Remeasurement gains and losses arising from experience adjustments and changes in actuarial assumptions are recognized in the period in which they occur, directly in other comprehensive income. They are included in retained earnings in the statement of changes in equity and in the balance sheet.
Changes in the present value of the defined benefit obligation resulting from plan amendments or curtailments are recognized immediately in statement of profit or loss as per past service cost.
Defined contribution plans
The Company pays provident fund contributions to publicly administered funds as per local regulations and superannuation fund to LIC. The Company has no further payment obligations once the contributions have been paid. The contributions are accounted for as defined contribution plans and the contributions are recognized as employee benefit expense when they are due. Prepaid contributions are recognized as an asset to the extent that a cash refund or a reduction in the future payments is available.
(iv) Bonus plans
The Company recognizes a liability and an expense for bonuses. The Company recognizes a provision where contractually obliged or where there is a past practice that has created a constructive obligation.
t) Contributed equity
Equity shares are classified as equity.
Incremental costs directly attributable to the issue of new shares or options are shown in equity as a deduction, net of tax, from the proceeds.
u) Dividends
Provision is made for the amount of any dividend declared, being appropriately authorized and no longer at the discretion of the Company, on or before the end of the reporting period but not distributed at the end of the reporting period.
v) Earnings per share
(i) Basic earnings per share
Basic earnings per share is calculated by dividing:
Ý The profit attributable to owners of the Company
Ý By the weighted average number of equity shares outstanding during the financial year, adjusted for bonus elements in equity shares issued during the year
(ii) Diluted earnings per share
Diluted earnings per share adjusts the figures used in the determination of basic earnings per share to take into account:
Ý The after income tax effect of interest and other financing costs associated with dilutive potential equity shares, and
Ý The weighted average number of additional equity shares that would have been outstanding assuming the conversion of all dilutive potential equity shares.
w) Non-current assets (or disposal groups) held for sale
Non-current assets (or disposal groups) are classified as held for sale if their carrying amount will be recovered principally through a sale transaction rather than through continuing use and a sale is considered highly probable. They are measured at the lower of their carrying amount and fair value less costs to sell, except for assets such as deferred tax assets, assets arising from employee benefits, financial assets and contractual rights under insurance contracts, which are specifically exempt from this requirement.

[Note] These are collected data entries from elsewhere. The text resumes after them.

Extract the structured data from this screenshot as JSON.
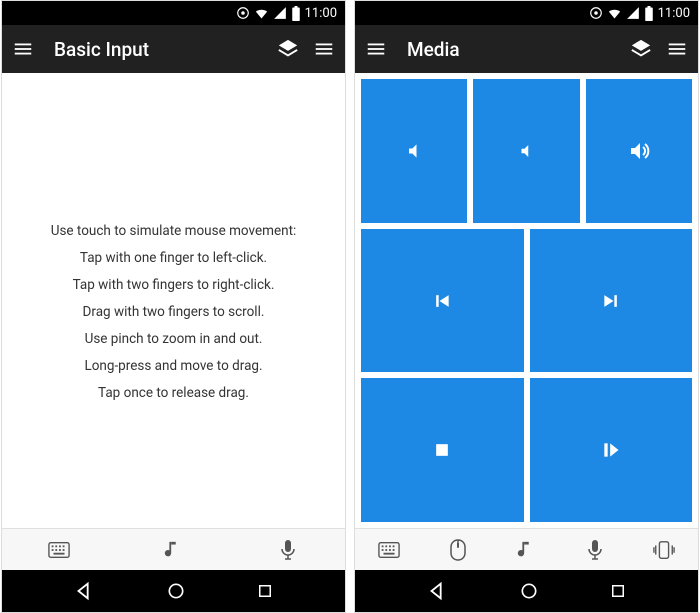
{
  "status": {
    "time": "11:00"
  },
  "left": {
    "title": "Basic Input",
    "instructions": [
      "Use touch to simulate mouse movement:",
      "Tap with one finger to left-click.",
      "Tap with two fingers to right-click.",
      "Drag with two fingers to scroll.",
      "Use pinch to zoom in and out.",
      "Long-press and move to drag.",
      "Tap once to release drag."
    ]
  },
  "right": {
    "title": "Media"
  },
  "colors": {
    "tile": "#1e88e5",
    "appbar": "#212121"
  }
}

An impairment loss is recognised for any initial or subsequent write-down of the asset (or disposal group) to fair value less costs to sell. A gain is recognised for any subsequent increases in fair value less costs to sell of an asset (or disposal group), but not in excess of any cumulative impairment loss previously recognised. A gain or loss not previously recognised by the date of the sale of the non-current asset (or disposal group) is recognised at the date of de-recognition.

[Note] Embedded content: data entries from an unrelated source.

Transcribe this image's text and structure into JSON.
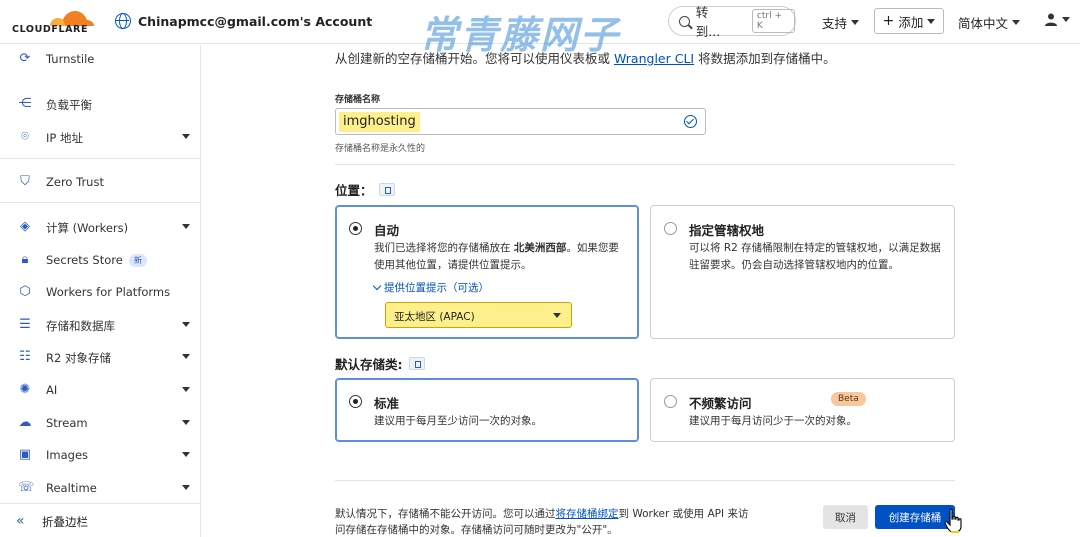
{
  "header": {
    "logo_text": "CLOUDFLARE",
    "account_label": "Chinapmcc@gmail.com's Account",
    "watermark": "常青藤网子",
    "goto_label": "转到...",
    "goto_shortcut": "ctrl + K",
    "support_label": "支持",
    "add_label": "添加",
    "language_label": "简体中文"
  },
  "sidebar": {
    "items": [
      {
        "label": "Turnstile",
        "icon": "turnstile-icon"
      },
      {
        "label": "负载平衡",
        "icon": "load-balancing-icon"
      },
      {
        "label": "IP 地址",
        "icon": "location-pin-icon"
      },
      {
        "label": "Zero Trust",
        "icon": "shield-icon"
      },
      {
        "label": "计算 (Workers)",
        "icon": "workers-icon"
      },
      {
        "label": "Secrets Store",
        "icon": "lock-icon",
        "badge": "新"
      },
      {
        "label": "Workers for Platforms",
        "icon": "cube-icon"
      },
      {
        "label": "存储和数据库",
        "icon": "database-icon"
      },
      {
        "label": "R2 对象存储",
        "icon": "r2-database-icon"
      },
      {
        "label": "AI",
        "icon": "ai-sparkle-icon"
      },
      {
        "label": "Stream",
        "icon": "stream-cloud-icon"
      },
      {
        "label": "Images",
        "icon": "image-icon"
      },
      {
        "label": "Realtime",
        "icon": "realtime-icon"
      }
    ],
    "collapse_label": "折叠边栏"
  },
  "main": {
    "intro_prefix": "从创建新的空存储桶开始。您将可以使用仪表板或",
    "intro_link": "Wrangler CLI",
    "intro_suffix": "将数据添加到存储桶中。",
    "bucket_name_label": "存储桶名称",
    "bucket_name_value": "imghosting",
    "bucket_name_helper": "存储桶名称是永久性的",
    "location_title": "位置：",
    "location_auto_title": "自动",
    "location_auto_desc_prefix": "我们已选择将您的存储桶放在",
    "location_auto_desc_bold": "北美洲西部",
    "location_auto_desc_suffix": "。如果您要使用其他位置，请提供位置提示。",
    "location_hint_link": "提供位置提示（可选）",
    "location_hint_value": "亚太地区 (APAC)",
    "location_jurisdiction_title": "指定管辖权地",
    "location_jurisdiction_desc": "可以将 R2 存储桶限制在特定的管辖权地，以满足数据驻留要求。仍会自动选择管辖权地内的位置。",
    "storage_class_title": "默认存储类:",
    "storage_standard_title": "标准",
    "storage_standard_desc": "建议用于每月至少访问一次的对象。",
    "storage_infrequent_title": "不频繁访问",
    "storage_infrequent_badge": "Beta",
    "storage_infrequent_desc": "建议用于每月访问少于一次的对象。",
    "footer_prefix": "默认情况下，存储桶不能公开访问。您可以通过",
    "footer_link": "将存储桶绑定",
    "footer_suffix": "到 Worker 或使用 API 来访问存储在存储桶中的对象。存储桶访问可随时更改为\"公开\"。",
    "cancel_label": "取消",
    "create_label": "创建存储桶"
  },
  "colors": {
    "accent": "#0051c3",
    "highlight": "#fdf08c",
    "beta_badge": "#f8c79b"
  }
}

Non-current assets (including those that are part of a disposal group) are not depreciated or amortised while they are classified as held for sale. Interest and other expenses attributable to the liabilities of a disposal group classified as held for sale continue to be recognised.
Non-current assets classified as held for sale are presented separately from the other assets in the balance sheet.
x) Rounding of amounts
All amounts disclosed in the financial statements and notes have been rounded off to the nearest two decimal places of lakhs as per the requirement of Schedule III, unless otherwise stated.